Masthead graphic based on a painting by Gudrun Thriemer.

Tuesday, July 25, 2006

Stephen Mulvey, "Ukraine's future looks less orange," BBC News, 26 July 2006.

The "Cedar Revolution" isn't the only one in jeopardy, but the Orange Revolution is going bad from the inside.

Everything was meant to change in Ukraine as a result of the Orange Revolution in the last three months of 2004. Corruption and cronyism were supposed to give way to transparency and democracy. "Bandits" were meant to be jailed, dubious privatisations were meant to be reversed. EU and Nato membership appeared to be within reach.

It has not quite worked out like that - though some important goals were achieved.

"The main achievement of the Orange Revolution was freedom of speech," says Taras Berezovets, chief editor of the Ukrainian political website, Polittech.org.

"Another benefit has been freedom of business. Politicians stopped interfering, and we now have an economic boom, which has continued despite recent political crises."

A parliamentary election in March, unlike many previous elections, was free and fair - so much so, that the winner was the man who "lost" the Orange Revolution, the pro-Russian former prime minister Viktor Yanukovych.

He has now been nominated again for the premiership, which, under constitutional amendments brought in after the Orange Revolution, would make him the most powerful man in the country.

In-fighting

But many of the Revolution's promised changes did not occur.

Corruption allegations still dog some government ministers. Political parties resemble business clans, bankrolled by tycoons who often double as members of parliament. Reports of vote-buying are rife.

Things started to go wrong from the very start.

Any political goals the leaders of the Orange Revolution may have shared were forgotten during the coalition government headed by Yulia Tymoshenko, which took office in February 2005, and quickly descended into in-fighting.

Ms Tymoshenko accused Mr Yushchenko's inner circle of corruption. He sacked her, and accused her of abusing her position to repay debts.

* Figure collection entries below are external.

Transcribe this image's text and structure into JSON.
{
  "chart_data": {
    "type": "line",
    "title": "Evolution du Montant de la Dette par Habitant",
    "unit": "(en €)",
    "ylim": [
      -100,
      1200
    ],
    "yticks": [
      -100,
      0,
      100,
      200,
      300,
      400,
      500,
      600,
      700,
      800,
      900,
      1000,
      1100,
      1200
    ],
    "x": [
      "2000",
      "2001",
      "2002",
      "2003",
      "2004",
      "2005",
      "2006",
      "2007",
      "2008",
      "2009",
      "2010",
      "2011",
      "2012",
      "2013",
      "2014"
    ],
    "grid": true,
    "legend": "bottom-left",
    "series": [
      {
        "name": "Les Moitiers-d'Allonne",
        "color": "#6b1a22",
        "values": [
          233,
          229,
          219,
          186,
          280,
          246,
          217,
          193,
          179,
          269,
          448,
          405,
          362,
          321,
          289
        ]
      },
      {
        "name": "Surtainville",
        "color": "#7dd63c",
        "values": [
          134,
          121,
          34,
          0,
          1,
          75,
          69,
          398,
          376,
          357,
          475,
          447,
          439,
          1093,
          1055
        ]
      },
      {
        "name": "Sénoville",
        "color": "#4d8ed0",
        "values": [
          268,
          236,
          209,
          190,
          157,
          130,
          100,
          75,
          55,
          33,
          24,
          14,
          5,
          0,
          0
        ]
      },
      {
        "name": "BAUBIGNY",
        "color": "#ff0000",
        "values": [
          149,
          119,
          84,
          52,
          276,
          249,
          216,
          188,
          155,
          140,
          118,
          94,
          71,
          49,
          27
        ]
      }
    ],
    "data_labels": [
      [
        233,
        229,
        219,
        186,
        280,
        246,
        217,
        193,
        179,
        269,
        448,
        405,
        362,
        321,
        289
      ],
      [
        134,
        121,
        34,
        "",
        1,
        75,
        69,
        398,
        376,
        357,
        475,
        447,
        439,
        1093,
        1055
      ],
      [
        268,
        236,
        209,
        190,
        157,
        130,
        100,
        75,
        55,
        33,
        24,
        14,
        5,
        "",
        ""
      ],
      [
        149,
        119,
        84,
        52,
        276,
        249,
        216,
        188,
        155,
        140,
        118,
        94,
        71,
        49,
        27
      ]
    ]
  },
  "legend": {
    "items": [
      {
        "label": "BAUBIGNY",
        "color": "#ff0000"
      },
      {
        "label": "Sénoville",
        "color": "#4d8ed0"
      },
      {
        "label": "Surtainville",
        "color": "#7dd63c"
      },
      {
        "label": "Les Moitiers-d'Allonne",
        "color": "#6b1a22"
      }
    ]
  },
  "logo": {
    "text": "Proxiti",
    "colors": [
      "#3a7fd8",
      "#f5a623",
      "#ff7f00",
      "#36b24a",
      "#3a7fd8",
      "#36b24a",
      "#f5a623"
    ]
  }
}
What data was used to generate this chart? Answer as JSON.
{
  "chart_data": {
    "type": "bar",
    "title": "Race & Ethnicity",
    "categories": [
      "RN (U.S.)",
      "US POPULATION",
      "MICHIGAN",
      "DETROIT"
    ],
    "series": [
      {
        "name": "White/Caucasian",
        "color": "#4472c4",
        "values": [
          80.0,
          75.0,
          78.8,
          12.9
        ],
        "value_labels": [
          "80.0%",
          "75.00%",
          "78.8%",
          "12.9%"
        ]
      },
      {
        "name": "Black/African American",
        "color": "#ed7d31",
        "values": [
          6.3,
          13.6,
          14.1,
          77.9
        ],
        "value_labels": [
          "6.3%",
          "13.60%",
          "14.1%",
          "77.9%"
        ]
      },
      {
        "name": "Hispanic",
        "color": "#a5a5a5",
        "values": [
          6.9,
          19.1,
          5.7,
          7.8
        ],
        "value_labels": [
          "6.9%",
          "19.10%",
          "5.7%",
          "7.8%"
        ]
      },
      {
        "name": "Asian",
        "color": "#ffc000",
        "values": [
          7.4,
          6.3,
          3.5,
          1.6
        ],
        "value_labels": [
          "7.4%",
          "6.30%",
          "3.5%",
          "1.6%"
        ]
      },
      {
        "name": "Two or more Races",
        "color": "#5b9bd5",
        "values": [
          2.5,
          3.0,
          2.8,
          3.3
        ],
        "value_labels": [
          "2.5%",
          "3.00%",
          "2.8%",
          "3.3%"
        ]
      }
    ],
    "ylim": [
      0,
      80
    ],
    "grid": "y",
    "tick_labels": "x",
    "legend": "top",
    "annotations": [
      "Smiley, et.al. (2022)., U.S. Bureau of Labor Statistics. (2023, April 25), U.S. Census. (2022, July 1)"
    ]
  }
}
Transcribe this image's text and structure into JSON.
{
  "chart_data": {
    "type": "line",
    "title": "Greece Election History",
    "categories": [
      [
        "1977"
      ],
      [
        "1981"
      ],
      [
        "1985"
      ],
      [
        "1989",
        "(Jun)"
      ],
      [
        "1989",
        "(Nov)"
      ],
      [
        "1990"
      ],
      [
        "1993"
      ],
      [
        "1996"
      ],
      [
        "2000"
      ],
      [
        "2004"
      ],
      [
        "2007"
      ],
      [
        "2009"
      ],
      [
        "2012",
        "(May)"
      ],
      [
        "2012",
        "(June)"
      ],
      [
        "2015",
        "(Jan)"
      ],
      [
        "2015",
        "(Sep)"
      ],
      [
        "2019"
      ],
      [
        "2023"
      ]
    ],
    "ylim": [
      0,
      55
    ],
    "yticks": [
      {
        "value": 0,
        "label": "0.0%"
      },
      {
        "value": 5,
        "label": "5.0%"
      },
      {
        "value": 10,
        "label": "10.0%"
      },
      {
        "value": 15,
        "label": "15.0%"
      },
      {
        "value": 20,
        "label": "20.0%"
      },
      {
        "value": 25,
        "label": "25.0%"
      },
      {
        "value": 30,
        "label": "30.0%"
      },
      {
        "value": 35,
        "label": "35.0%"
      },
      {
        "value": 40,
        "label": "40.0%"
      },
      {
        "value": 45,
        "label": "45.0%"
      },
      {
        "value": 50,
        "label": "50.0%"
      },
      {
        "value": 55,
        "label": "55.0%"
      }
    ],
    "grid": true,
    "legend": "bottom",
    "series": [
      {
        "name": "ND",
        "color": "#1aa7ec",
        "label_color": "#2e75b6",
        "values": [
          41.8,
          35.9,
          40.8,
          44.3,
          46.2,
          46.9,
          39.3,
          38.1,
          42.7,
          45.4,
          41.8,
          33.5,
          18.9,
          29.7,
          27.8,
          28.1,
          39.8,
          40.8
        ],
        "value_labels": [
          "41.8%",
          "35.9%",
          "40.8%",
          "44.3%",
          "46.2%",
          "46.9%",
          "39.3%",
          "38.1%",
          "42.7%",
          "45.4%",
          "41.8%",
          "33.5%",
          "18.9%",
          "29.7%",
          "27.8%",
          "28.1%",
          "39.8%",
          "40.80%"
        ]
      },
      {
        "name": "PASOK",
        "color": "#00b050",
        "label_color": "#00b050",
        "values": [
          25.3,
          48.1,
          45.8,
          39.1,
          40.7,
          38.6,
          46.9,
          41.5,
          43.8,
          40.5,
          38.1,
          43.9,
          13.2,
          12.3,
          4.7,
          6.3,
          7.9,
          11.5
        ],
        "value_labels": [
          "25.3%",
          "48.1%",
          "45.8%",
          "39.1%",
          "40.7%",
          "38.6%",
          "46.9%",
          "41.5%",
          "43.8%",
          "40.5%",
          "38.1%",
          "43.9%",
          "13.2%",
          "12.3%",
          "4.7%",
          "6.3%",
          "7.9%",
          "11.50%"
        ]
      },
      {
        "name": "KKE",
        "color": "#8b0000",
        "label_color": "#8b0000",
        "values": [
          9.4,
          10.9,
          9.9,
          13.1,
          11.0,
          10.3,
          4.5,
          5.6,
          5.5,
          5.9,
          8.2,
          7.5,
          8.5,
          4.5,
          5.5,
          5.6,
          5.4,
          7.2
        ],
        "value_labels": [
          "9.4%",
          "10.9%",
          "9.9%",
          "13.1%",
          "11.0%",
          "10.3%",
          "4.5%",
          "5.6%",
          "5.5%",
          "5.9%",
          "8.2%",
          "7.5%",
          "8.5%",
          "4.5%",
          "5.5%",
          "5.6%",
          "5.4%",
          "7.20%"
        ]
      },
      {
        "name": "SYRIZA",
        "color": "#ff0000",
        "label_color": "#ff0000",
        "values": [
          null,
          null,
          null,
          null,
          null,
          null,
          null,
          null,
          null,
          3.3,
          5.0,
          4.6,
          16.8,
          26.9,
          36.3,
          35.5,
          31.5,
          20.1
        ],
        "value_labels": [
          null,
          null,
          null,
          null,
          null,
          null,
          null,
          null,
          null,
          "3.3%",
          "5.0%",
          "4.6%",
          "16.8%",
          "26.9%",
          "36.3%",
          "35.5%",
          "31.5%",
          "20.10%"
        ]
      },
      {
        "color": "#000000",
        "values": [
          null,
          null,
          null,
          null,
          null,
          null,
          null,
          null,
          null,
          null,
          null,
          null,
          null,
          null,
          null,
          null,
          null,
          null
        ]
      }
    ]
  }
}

Mr Yushchenko then outraged many of his own supporters by turning to his rival, Mr Yanukovych, for help in a parliamentary vote to confirm his new prime ministerial nominee.

During the Revolution it had been Yushchenko and Tymoshenko against Yanukovych. Suddenly it was Yushchenko and Yanukovych against Tymoshenko, who voted against Mr Yushchenko's nominee.

Catch 22

In the months since the March election - in which his party came a poor third - Mr Yushchenko has been faced with a choice of which enemy to form a coalition with: Ms Tymoshenko or Mr Yanukovych.


Love-hate triangle: Yanukovych, Tymoshenko and Yushchenko
Ukrainian commentators say he negotiated with both simultaneously, dragging the talks out for months in an attempt to extract maximum concessions.

Finally, he struck a deal with Ms Tymoshenko, with the Socialist Party as a junior partner, just as in 2005. But within days the Socialists had second thoughts and opted instead to join a coalition with Mr Yanukovych.

Now Mr Yanukovych has the upper hand, and is inviting Mr Yushchenko's party to join his coalition.

Mr Yushchenko now has to decide whether to agree, or whether it would be better for his Our Ukraine party to go into opposition.

A third option, favoured by Ms Tymoshenko, would be for him to dissolve parliament and call new elections.

"It is a Catch 22 situation," says Taras Kuzio, a senior fellow of the US body, the German Marshall Fund.

"Yanukovych as prime minister would overshadow Yushchenko. Yushchenko would be sidelined. And his supporters would desert him in droves, going over to Tymoshenko. Politically, he would be finished.

"But if he calls fresh elections it could be even worse."

'Anti-crisis' coalition

Taras Berezovets of polittech.org agrees that new elections held now would simply reduce Our Ukraine's share of the vote from 14% in March to 9% or 10%.

What a new Yanukovych government would mean for Ukraine and for the legacy of the Orange Revolution is an open question.

For example, the "anti-crisis coalition" formed by his Party of Regions, the Socialist Party and the Communist Party, pledges to continue moving towards Mr Yushchenko's goal of EU membership and to abide by any result of a referendum on Nato membership.

"Yanukovych claims he is a new man, and is not going back to the bad old ways," says Taras Kuzio. "We simply do not know whether he will have to work within the parameters of the post-Orange system or not."

How long a Yanukovych government would last is also unclear.

The Party of Regions' big business backers do not have much in common with the Communists, and neither group has much in common with the more "Orange" members of the Socialist Party, some of whom have already begun splitting away.

So whatever happens next, Ukraine seems far from a return to political stability.